Search code examples
ccompilationfortranstatic-analysisc99

Tentative definitions in C and linking


Consider the C program composed of two files,

f1.c:

int x;

f2.c:

int x=2;

My reading of paragraph 6.9.2 of the C99 standard is that this program should be rejected. In my interpretation of 6.9.2, variable x is tentatively defined in f1.c, but this tentative definition becomes an actual definition at the end of the translation unit, and (in my opinion), should therefore behave as if f1.c contained the definition int x=0;.

With all compilers (and, importantly, linkers) I was able to try, this is not what happens. All compilation platforms I tried do link the above two files, and the value of x is 2 in both files.

I doubt this happens by accident, or just as an "easy" feature to provide in addition to what the standard requires. If you think about it, it means there is special support in the linker for those global variables that do not have an initializer, as opposed to those explicitly initialized to zero. Someone told me that the linker feature may be necessary to compile Fortran anyway. That would be a reasonable explanation.

Any thoughts about this? Other interpretations of the standard? Names of platforms on which files f1.c and f2.c refuse to be linked together?

Note: this is important because the question occurs in the context of static analysis. If the two files may refuse to be linked on some platform, the analyzer should complain, but if every compilation platform accepts it then there is no reason to warn about it.


Solution

  • See also What are extern variables in C. This is mentioned in the C standard in informative Annex J as a common extension:

    J.5.11 Multiple external definitions

    There may be more than one external definition for the identifier of an object, with or without the explicit use of the keyword extern; if the definitions disagree, or more than one is initialized, the behavior is undefined (6.9.2).

    Warning

    As @litb points out here, and as stated in my answer to the cross-referenced question, using multiple definitions for a global variable leads to undefined behaviour, which is the standard's way of saying "anything could happen". One of the things that can happen is that the program behaves as you expect; and J.5.11 says, approximately, "you might be lucky more often than you deserve". But a program that relies on multiple definitions of an extern variable - with or without the explicit extern keyword - is not a strictly conforming program and not guaranteed to work everywhere. Equivalently: it contains a bug which may or may not show itself.

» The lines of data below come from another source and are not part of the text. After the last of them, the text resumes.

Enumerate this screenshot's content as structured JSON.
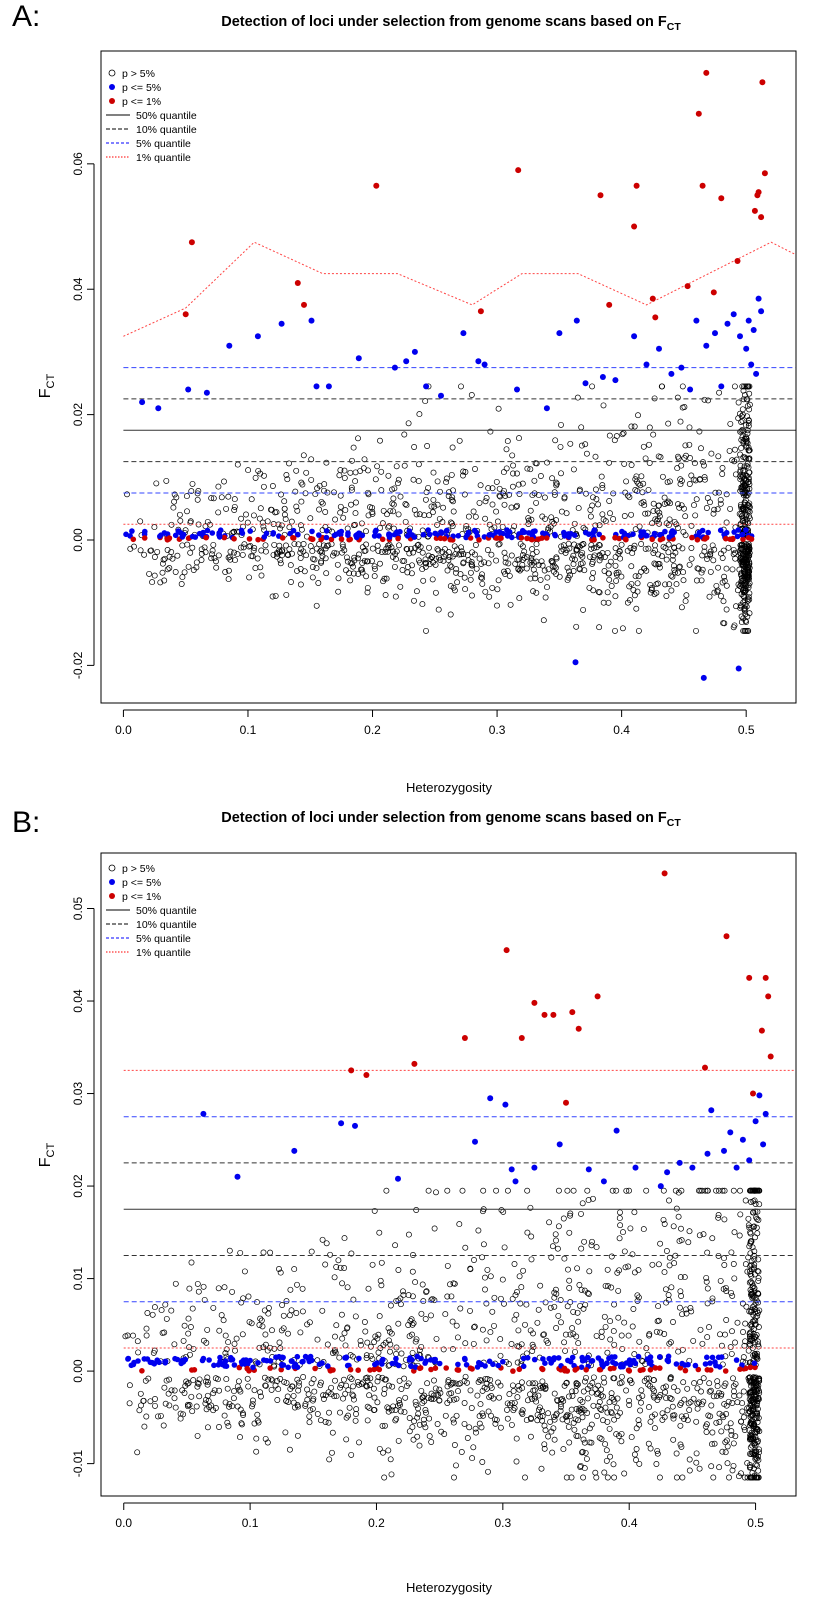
{
  "panels": [
    {
      "label": "A:",
      "title": "Detection of loci under selection from genome scans based on F",
      "title_sub": "CT",
      "xlabel": "Heterozygosity",
      "ylabel": "F",
      "ylabel_sub": "CT",
      "legend": [
        "p > 5%",
        "p <= 5%",
        "p <= 1%",
        "50% quantile",
        "10% quantile",
        "5% quantile",
        "1% quantile"
      ]
    },
    {
      "label": "B:",
      "title": "Detection of loci under selection from genome scans based on F",
      "title_sub": "CT",
      "xlabel": "Heterozygosity",
      "ylabel": "F",
      "ylabel_sub": "CT",
      "legend": [
        "p > 5%",
        "p <= 5%",
        "p <= 1%",
        "50% quantile",
        "10% quantile",
        "5% quantile",
        "1% quantile"
      ]
    }
  ],
  "chart_data": [
    {
      "type": "scatter",
      "title": "Detection of loci under selection from genome scans based on FCT",
      "xlabel": "Heterozygosity",
      "ylabel": "FCT",
      "xlim": [
        -0.018,
        0.54
      ],
      "ylim": [
        -0.026,
        0.078
      ],
      "x_ticks": [
        0.0,
        0.1,
        0.2,
        0.3,
        0.4,
        0.5
      ],
      "x_tick_labels": [
        "0.0",
        "0.1",
        "0.2",
        "0.3",
        "0.4",
        "0.5"
      ],
      "y_ticks": [
        -0.02,
        0.0,
        0.02,
        0.04,
        0.06
      ],
      "y_tick_labels": [
        "-0.02",
        "0.00",
        "0.02",
        "0.04",
        "0.06"
      ],
      "legend_position": "top-left",
      "colors": {
        "p_gt_5": "#000000",
        "p_le_5": "#0000ee",
        "p_le_1": "#cc0000",
        "q50": "#000000",
        "q10": "#000000",
        "q5": "#0000ff",
        "q1": "#ff0000"
      },
      "quantile_lines": [
        {
          "name": "50% quantile",
          "style": "solid",
          "x": [
            0.0,
            0.54
          ],
          "y": [
            0.0175,
            0.0175
          ]
        },
        {
          "name": "10% quantile",
          "style": "dashed",
          "x": [
            0.0,
            0.54
          ],
          "y": [
            0.0225,
            0.0225
          ]
        },
        {
          "name": "10% quantile",
          "style": "dashed",
          "x": [
            0.0,
            0.54
          ],
          "y": [
            0.0125,
            0.0125
          ]
        },
        {
          "name": "5% quantile",
          "style": "dashed",
          "x": [
            0.0,
            0.54
          ],
          "y": [
            0.0275,
            0.0275
          ]
        },
        {
          "name": "5% quantile",
          "style": "dashed",
          "x": [
            0.0,
            0.54
          ],
          "y": [
            0.0075,
            0.0075
          ]
        },
        {
          "name": "1% quantile",
          "style": "dotted",
          "x": [
            0.0,
            0.05,
            0.105,
            0.16,
            0.22,
            0.28,
            0.32,
            0.365,
            0.42,
            0.46,
            0.52,
            0.54
          ],
          "y": [
            0.0325,
            0.037,
            0.0475,
            0.0425,
            0.0425,
            0.0375,
            0.0425,
            0.0425,
            0.0375,
            0.0415,
            0.0475,
            0.0455
          ]
        },
        {
          "name": "1% quantile",
          "style": "dotted",
          "x": [
            0.0,
            0.54
          ],
          "y": [
            0.0025,
            0.0025
          ]
        }
      ],
      "series": [
        {
          "name": "p <= 1%",
          "x": [
            0.05,
            0.055,
            0.14,
            0.145,
            0.203,
            0.287,
            0.317,
            0.383,
            0.39,
            0.41,
            0.412,
            0.425,
            0.427,
            0.453,
            0.462,
            0.465,
            0.468,
            0.474,
            0.48,
            0.493,
            0.507,
            0.509,
            0.51,
            0.512,
            0.513,
            0.515
          ],
          "y": [
            0.036,
            0.0475,
            0.041,
            0.0375,
            0.0565,
            0.0365,
            0.059,
            0.055,
            0.0375,
            0.05,
            0.0565,
            0.0385,
            0.0355,
            0.0405,
            0.068,
            0.0565,
            0.0745,
            0.0395,
            0.0545,
            0.0445,
            0.0525,
            0.055,
            0.0555,
            0.0515,
            0.073,
            0.0585
          ]
        },
        {
          "name": "p <= 5%",
          "x": [
            0.015,
            0.028,
            0.052,
            0.067,
            0.085,
            0.108,
            0.127,
            0.151,
            0.155,
            0.165,
            0.189,
            0.218,
            0.227,
            0.234,
            0.243,
            0.255,
            0.273,
            0.285,
            0.29,
            0.316,
            0.34,
            0.35,
            0.364,
            0.371,
            0.385,
            0.395,
            0.41,
            0.42,
            0.43,
            0.44,
            0.448,
            0.455,
            0.46,
            0.468,
            0.475,
            0.48,
            0.485,
            0.49,
            0.495,
            0.5,
            0.502,
            0.504,
            0.506,
            0.508,
            0.51,
            0.512,
            0.363,
            0.466,
            0.494
          ],
          "y": [
            0.022,
            0.021,
            0.024,
            0.0235,
            0.031,
            0.0325,
            0.0345,
            0.035,
            0.0245,
            0.0245,
            0.029,
            0.0275,
            0.0285,
            0.03,
            0.0245,
            0.023,
            0.033,
            0.0285,
            0.028,
            0.024,
            0.021,
            0.033,
            0.035,
            0.025,
            0.026,
            0.0255,
            0.0325,
            0.028,
            0.0305,
            0.0265,
            0.0275,
            0.024,
            0.035,
            0.031,
            0.033,
            0.0245,
            0.0345,
            0.036,
            0.0325,
            0.0305,
            0.035,
            0.028,
            0.0335,
            0.0265,
            0.0385,
            0.0365,
            -0.0195,
            -0.022,
            -0.0205
          ]
        }
      ]
    },
    {
      "type": "scatter",
      "title": "Detection of loci under selection from genome scans based on FCT",
      "xlabel": "Heterozygosity",
      "ylabel": "FCT",
      "xlim": [
        -0.018,
        0.532
      ],
      "ylim": [
        -0.0135,
        0.056
      ],
      "x_ticks": [
        0.0,
        0.1,
        0.2,
        0.3,
        0.4,
        0.5
      ],
      "x_tick_labels": [
        "0.0",
        "0.1",
        "0.2",
        "0.3",
        "0.4",
        "0.5"
      ],
      "y_ticks": [
        -0.01,
        0.0,
        0.01,
        0.02,
        0.03,
        0.04,
        0.05
      ],
      "y_tick_labels": [
        "-0.01",
        "0.00",
        "0.01",
        "0.02",
        "0.03",
        "0.04",
        "0.05"
      ],
      "legend_position": "top-left",
      "colors": {
        "p_gt_5": "#000000",
        "p_le_5": "#0000ee",
        "p_le_1": "#cc0000",
        "q50": "#000000",
        "q10": "#000000",
        "q5": "#0000ff",
        "q1": "#ff0000"
      },
      "quantile_lines": [
        {
          "name": "50% quantile",
          "style": "solid",
          "x": [
            0.0,
            0.532
          ],
          "y": [
            0.0175,
            0.0175
          ]
        },
        {
          "name": "10% quantile",
          "style": "dashed",
          "x": [
            0.0,
            0.532
          ],
          "y": [
            0.0225,
            0.0225
          ]
        },
        {
          "name": "10% quantile",
          "style": "dashed",
          "x": [
            0.0,
            0.532
          ],
          "y": [
            0.0125,
            0.0125
          ]
        },
        {
          "name": "5% quantile",
          "style": "dashed",
          "x": [
            0.0,
            0.532
          ],
          "y": [
            0.0275,
            0.0275
          ]
        },
        {
          "name": "5% quantile",
          "style": "dashed",
          "x": [
            0.0,
            0.532
          ],
          "y": [
            0.0075,
            0.0075
          ]
        },
        {
          "name": "1% quantile",
          "style": "dotted",
          "x": [
            0.0,
            0.532
          ],
          "y": [
            0.0325,
            0.0325
          ]
        },
        {
          "name": "1% quantile",
          "style": "dotted",
          "x": [
            0.0,
            0.532
          ],
          "y": [
            0.0025,
            0.0025
          ]
        }
      ],
      "series": [
        {
          "name": "p <= 1%",
          "x": [
            0.18,
            0.192,
            0.23,
            0.27,
            0.303,
            0.315,
            0.325,
            0.333,
            0.34,
            0.35,
            0.355,
            0.36,
            0.375,
            0.428,
            0.46,
            0.477,
            0.495,
            0.498,
            0.505,
            0.508,
            0.51,
            0.512
          ],
          "y": [
            0.0325,
            0.032,
            0.0332,
            0.036,
            0.0455,
            0.036,
            0.0398,
            0.0385,
            0.0385,
            0.029,
            0.0388,
            0.037,
            0.0405,
            0.0538,
            0.0328,
            0.047,
            0.0425,
            0.03,
            0.0368,
            0.0425,
            0.0405,
            0.034
          ]
        },
        {
          "name": "p <= 5%",
          "x": [
            0.063,
            0.09,
            0.135,
            0.172,
            0.183,
            0.217,
            0.278,
            0.29,
            0.302,
            0.307,
            0.31,
            0.325,
            0.345,
            0.368,
            0.38,
            0.39,
            0.405,
            0.425,
            0.43,
            0.44,
            0.45,
            0.462,
            0.465,
            0.475,
            0.48,
            0.485,
            0.49,
            0.495,
            0.5,
            0.503,
            0.506,
            0.508
          ],
          "y": [
            0.0278,
            0.021,
            0.0238,
            0.0268,
            0.0265,
            0.0208,
            0.0248,
            0.0295,
            0.0288,
            0.0218,
            0.0205,
            0.022,
            0.0245,
            0.0218,
            0.0205,
            0.026,
            0.022,
            0.02,
            0.0215,
            0.0225,
            0.022,
            0.0235,
            0.0282,
            0.0238,
            0.0258,
            0.022,
            0.025,
            0.0228,
            0.027,
            0.0298,
            0.0245,
            0.0278
          ]
        }
      ]
    }
  ]
}
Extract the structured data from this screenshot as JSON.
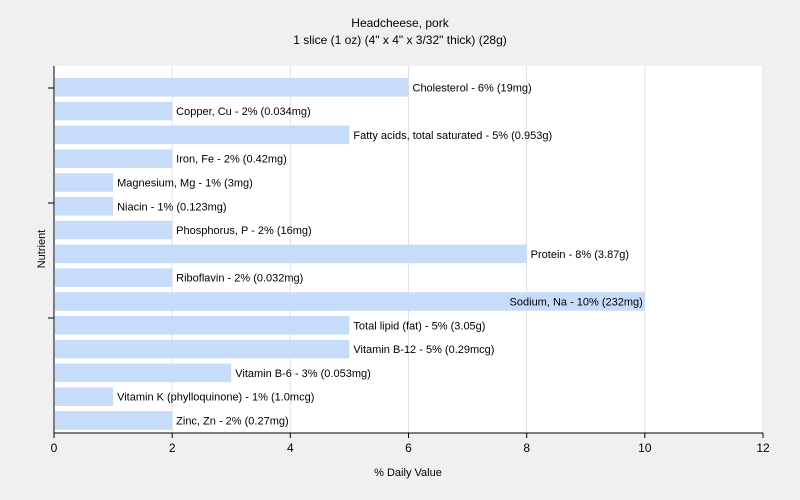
{
  "chart_data": {
    "type": "bar",
    "orientation": "horizontal",
    "title": "Headcheese, pork",
    "subtitle": "1 slice (1 oz) (4\" x 4\" x 3/32\" thick) (28g)",
    "xlabel": "% Daily Value",
    "ylabel": "Nutrient",
    "xlim": [
      0,
      12
    ],
    "xticks": [
      "0",
      "2",
      "4",
      "6",
      "8",
      "10",
      "12"
    ],
    "grid": true,
    "colors": {
      "bar": "#c6dcfa",
      "plot_bg": "#ffffff",
      "page_bg": "#f0f0f0",
      "grid": "#e2e2e2"
    },
    "categories": [
      "Cholesterol",
      "Copper, Cu",
      "Fatty acids, total saturated",
      "Iron, Fe",
      "Magnesium, Mg",
      "Niacin",
      "Phosphorus, P",
      "Protein",
      "Riboflavin",
      "Sodium, Na",
      "Total lipid (fat)",
      "Vitamin B-12",
      "Vitamin B-6",
      "Vitamin K (phylloquinone)",
      "Zinc, Zn"
    ],
    "values": [
      6,
      2,
      5,
      2,
      1,
      1,
      2,
      8,
      2,
      10,
      5,
      5,
      3,
      1,
      2
    ],
    "labels": [
      "Cholesterol - 6% (19mg)",
      "Copper, Cu - 2% (0.034mg)",
      "Fatty acids, total saturated - 5% (0.953g)",
      "Iron, Fe - 2% (0.42mg)",
      "Magnesium, Mg - 1% (3mg)",
      "Niacin - 1% (0.123mg)",
      "Phosphorus, P - 2% (16mg)",
      "Protein - 8% (3.87g)",
      "Riboflavin - 2% (0.032mg)",
      "Sodium, Na - 10% (232mg)",
      "Total lipid (fat) - 5% (3.05g)",
      "Vitamin B-12 - 5% (0.29mcg)",
      "Vitamin B-6 - 3% (0.053mg)",
      "Vitamin K (phylloquinone) - 1% (1.0mcg)",
      "Zinc, Zn - 2% (0.27mg)"
    ]
  }
}
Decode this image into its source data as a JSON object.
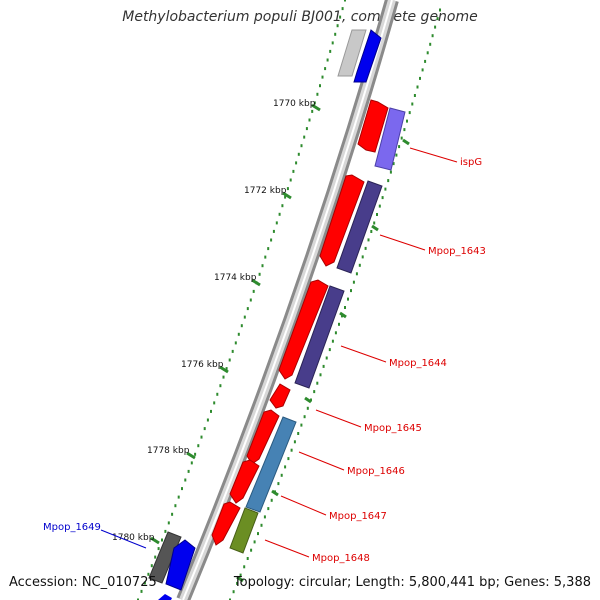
{
  "title": "Methylobacterium populi BJ001, complete genome",
  "accession_text": "Accession: NC_010725",
  "summary_text": "Topology: circular; Length: 5,800,441 bp; Genes: 5,388",
  "colors": {
    "backbone_light": "#c8c8c8",
    "backbone_dark": "#7a7a7a",
    "tick": "#2e8b2e",
    "cds_red": "#ff0000",
    "blue": "#0000ee",
    "light_blue": "#7b68ee",
    "slate": "#483d8b",
    "steel": "#4682b4",
    "olive": "#6b8e23",
    "dark_gray": "#555555",
    "silver": "#c0c0c0",
    "label_red": "#dd0000",
    "label_blue": "#0000cc"
  },
  "scale_labels": [
    "1770 kbp",
    "1772 kbp",
    "1774 kbp",
    "1776 kbp",
    "1778 kbp",
    "1780 kbp"
  ],
  "gene_labels": [
    {
      "name": "ispG",
      "color": "red"
    },
    {
      "name": "Mpop_1643",
      "color": "red"
    },
    {
      "name": "Mpop_1644",
      "color": "red"
    },
    {
      "name": "Mpop_1645",
      "color": "red"
    },
    {
      "name": "Mpop_1646",
      "color": "red"
    },
    {
      "name": "Mpop_1647",
      "color": "red"
    },
    {
      "name": "Mpop_1648",
      "color": "red"
    },
    {
      "name": "Mpop_1649",
      "color": "blue"
    }
  ]
}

    See also How do I use extern to share variables between source files?

    As noted by Sven in a comment, and in my answer to "How do I use extern…", GCC changed its default rules relatively recently. In GCC 10.x (from May 2020) and later versions, the default compilation mode uses -fno-common whereas in prior versions the default mode used -fcommon. The new behaviour means that you do not get away with multiple tentative definitions, which is what the C standard requires for strict conformance.

    If you use GCC and have code that (ab)uses multiple tentative definitions, you can add -fcommon to the compilation process and it will work as before. However, your code is not maximally portable, and it would be better for the long-term to revise the code so that each variable is properly defined in one source file (that is linked with all programs that need to use that variable) and properly declared in one header that the source files which use the variable can all include (and the source file defining the variable should also include the header to ensure consistency).